The order list builds itself. Count an item below its reorder point and it's added automatically; recount it at or above and it drops off — nobody writes an order by hand. Flagged items group by vendor, each line carrying that vendor's own item number so you order the exact product. Deliveries get checked off as they're unpacked, by any staff member. Managers set pars and reorder points themselves — no developer needed.
Key decisions
- The count IS the order.

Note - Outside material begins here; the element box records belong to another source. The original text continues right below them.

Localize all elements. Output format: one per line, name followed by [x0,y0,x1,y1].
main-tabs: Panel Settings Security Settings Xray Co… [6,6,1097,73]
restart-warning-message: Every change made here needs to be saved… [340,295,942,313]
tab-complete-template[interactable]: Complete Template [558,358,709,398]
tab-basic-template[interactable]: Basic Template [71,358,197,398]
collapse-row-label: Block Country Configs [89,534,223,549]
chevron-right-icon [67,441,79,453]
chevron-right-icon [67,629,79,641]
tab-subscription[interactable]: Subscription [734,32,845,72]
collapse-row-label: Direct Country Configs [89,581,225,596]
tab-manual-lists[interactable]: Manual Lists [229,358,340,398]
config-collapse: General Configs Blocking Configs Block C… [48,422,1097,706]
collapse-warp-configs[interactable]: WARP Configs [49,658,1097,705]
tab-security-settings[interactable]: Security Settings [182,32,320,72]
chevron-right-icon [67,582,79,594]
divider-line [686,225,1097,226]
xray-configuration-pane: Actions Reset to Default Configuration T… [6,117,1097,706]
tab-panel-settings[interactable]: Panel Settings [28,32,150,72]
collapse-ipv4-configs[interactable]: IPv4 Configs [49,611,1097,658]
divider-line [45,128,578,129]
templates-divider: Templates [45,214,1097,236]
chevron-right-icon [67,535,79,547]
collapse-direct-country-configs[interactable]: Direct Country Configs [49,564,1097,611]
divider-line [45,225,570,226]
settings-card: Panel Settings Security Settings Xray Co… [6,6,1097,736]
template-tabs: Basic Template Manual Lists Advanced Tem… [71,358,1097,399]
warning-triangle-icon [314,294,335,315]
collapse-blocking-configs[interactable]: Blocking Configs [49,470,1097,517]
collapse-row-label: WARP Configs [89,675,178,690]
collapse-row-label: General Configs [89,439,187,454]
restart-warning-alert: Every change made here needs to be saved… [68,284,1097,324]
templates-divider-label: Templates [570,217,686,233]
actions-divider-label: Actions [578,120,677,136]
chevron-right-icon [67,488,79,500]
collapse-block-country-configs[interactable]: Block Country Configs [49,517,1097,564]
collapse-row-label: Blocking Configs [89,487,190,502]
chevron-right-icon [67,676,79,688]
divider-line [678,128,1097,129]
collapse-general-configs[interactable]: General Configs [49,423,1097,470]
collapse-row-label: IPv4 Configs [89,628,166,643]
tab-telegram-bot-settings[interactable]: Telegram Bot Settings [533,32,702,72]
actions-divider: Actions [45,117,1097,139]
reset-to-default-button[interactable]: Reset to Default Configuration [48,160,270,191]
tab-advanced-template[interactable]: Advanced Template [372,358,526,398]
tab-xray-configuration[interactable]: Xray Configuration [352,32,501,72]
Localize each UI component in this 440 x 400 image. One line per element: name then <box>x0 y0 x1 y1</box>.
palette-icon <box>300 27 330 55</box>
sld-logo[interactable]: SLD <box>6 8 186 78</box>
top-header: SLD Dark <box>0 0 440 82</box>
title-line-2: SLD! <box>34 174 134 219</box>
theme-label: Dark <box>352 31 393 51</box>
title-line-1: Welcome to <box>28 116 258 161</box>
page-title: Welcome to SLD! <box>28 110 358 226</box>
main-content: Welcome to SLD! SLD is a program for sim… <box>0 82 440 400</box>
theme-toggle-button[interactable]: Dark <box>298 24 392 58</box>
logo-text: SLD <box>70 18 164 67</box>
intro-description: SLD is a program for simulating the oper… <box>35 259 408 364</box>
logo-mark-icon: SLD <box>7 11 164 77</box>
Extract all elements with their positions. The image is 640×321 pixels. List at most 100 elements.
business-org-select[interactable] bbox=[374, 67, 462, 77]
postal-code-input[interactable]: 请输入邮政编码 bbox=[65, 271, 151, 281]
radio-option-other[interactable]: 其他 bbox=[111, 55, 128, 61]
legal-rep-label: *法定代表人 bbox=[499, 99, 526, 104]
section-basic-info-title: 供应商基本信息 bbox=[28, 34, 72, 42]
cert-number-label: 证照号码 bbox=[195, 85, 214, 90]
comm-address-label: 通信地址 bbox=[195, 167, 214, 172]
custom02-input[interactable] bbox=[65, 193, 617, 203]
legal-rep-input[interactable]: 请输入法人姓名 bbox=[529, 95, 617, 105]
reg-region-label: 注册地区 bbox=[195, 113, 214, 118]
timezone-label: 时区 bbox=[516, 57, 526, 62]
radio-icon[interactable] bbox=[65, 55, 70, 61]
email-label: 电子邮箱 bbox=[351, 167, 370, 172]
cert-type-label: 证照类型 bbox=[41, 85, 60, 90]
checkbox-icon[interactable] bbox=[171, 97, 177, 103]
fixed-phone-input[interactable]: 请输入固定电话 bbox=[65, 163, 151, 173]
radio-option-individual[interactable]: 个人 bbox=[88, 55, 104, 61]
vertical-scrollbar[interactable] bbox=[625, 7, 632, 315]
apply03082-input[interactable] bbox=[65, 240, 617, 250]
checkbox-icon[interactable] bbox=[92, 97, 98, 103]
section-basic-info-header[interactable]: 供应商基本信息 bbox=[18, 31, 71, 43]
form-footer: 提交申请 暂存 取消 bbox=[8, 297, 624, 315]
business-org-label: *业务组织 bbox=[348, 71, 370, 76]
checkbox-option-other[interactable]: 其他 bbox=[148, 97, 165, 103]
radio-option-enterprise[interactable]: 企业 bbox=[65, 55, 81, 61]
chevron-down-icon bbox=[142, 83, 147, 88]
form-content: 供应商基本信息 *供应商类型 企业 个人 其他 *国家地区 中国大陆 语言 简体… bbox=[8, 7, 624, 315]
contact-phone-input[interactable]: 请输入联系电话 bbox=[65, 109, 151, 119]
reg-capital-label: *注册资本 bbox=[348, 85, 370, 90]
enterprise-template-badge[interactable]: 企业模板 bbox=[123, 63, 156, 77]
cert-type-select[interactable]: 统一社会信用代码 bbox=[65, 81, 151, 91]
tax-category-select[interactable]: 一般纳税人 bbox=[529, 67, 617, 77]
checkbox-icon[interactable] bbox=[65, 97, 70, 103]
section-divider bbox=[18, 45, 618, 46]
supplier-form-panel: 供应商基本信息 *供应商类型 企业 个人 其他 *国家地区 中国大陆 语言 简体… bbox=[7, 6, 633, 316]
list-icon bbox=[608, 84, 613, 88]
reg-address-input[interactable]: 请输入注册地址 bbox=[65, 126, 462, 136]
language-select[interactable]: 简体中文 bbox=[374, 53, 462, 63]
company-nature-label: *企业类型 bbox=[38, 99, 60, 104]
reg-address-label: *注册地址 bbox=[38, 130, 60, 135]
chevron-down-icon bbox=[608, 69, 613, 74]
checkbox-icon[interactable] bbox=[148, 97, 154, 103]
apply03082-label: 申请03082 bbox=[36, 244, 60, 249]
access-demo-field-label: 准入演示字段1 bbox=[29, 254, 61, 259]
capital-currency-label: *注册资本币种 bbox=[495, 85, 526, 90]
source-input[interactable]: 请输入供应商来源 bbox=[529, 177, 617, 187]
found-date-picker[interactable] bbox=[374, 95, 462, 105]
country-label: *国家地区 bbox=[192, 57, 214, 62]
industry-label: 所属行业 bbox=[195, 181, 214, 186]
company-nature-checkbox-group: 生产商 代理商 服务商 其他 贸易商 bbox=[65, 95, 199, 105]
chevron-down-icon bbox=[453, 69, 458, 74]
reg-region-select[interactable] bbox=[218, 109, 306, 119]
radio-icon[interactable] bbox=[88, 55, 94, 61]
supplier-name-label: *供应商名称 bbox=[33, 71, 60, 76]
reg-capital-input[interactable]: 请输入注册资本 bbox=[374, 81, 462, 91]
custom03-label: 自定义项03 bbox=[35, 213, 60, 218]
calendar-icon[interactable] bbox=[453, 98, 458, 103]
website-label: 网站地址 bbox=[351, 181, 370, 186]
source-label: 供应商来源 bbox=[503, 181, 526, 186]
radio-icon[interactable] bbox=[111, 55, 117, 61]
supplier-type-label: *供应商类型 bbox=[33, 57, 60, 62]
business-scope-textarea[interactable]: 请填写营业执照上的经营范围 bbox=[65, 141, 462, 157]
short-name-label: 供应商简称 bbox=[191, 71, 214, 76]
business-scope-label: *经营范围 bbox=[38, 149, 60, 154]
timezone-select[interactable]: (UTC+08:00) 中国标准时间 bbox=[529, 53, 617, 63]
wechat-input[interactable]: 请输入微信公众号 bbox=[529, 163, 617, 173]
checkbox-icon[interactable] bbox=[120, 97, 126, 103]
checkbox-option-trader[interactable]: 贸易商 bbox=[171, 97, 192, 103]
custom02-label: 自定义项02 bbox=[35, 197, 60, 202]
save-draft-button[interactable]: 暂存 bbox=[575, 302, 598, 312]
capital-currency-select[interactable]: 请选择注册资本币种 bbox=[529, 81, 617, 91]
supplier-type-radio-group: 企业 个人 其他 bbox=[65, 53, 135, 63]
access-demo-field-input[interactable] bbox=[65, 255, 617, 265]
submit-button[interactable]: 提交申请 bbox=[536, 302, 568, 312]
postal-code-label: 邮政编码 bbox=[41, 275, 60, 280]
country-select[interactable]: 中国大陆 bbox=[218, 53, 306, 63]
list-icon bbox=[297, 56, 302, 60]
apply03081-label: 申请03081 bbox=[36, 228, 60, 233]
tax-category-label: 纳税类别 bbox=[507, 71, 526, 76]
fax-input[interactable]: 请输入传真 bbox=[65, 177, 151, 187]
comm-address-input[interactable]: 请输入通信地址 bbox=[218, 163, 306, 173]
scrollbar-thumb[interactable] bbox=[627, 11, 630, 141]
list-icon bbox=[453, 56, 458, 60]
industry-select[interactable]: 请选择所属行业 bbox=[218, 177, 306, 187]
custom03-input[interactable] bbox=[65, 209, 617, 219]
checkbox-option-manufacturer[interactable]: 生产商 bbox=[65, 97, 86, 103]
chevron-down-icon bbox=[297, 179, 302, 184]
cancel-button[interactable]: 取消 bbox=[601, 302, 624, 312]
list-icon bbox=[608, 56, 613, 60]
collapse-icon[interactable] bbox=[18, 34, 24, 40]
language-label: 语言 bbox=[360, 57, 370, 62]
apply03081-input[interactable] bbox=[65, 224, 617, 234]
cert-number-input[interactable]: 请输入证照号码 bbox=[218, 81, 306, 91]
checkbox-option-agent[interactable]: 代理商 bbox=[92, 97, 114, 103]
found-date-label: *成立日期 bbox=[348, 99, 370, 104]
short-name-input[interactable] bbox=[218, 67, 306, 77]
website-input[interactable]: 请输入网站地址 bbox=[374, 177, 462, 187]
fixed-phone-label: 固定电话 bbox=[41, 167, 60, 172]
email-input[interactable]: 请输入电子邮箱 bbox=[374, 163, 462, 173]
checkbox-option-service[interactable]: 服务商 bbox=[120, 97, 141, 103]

Counting flags what's low; the order list is a byproduct, not a second chore.
- Each employee sees only their location — the screen matches the building they're standing in.
- The shop sets its own rules. Pars, reorder points, units, vendors, and per-vendor item numbers are all manager-editable, so the app bends to the business without a code change.
Real use, not a demo
It's been running every week for about a month, across roughly 423 stocked items seeded at launch. The crew has built several real vendor order lists on it — and every time someone said "it'd be easier if it did this," we changed it. That feedback loop is why it fits how the team actually works instead of how a developer guessed they might.
"We've run it every week for about a month now. The crew builds their order lists right on the tablet instead of a laminated sheet, and every time one of them said 'it'd be easier if it did this,' we changed it — so now it actually fits how they work. Fewer missed items, and the two shops finally stopped double-ordering on each other." — Olin West, The LOCAL Place & The LOCAL Drive-Thru
The takeaway
Off-the-shelf inventory software makes you count the way it wants and order the way it wants. This does the opposite: the crew counts, the order writes itself, and the shop tunes it. We build custom apps like this for small businesses — the features you actually need, none of the bloat.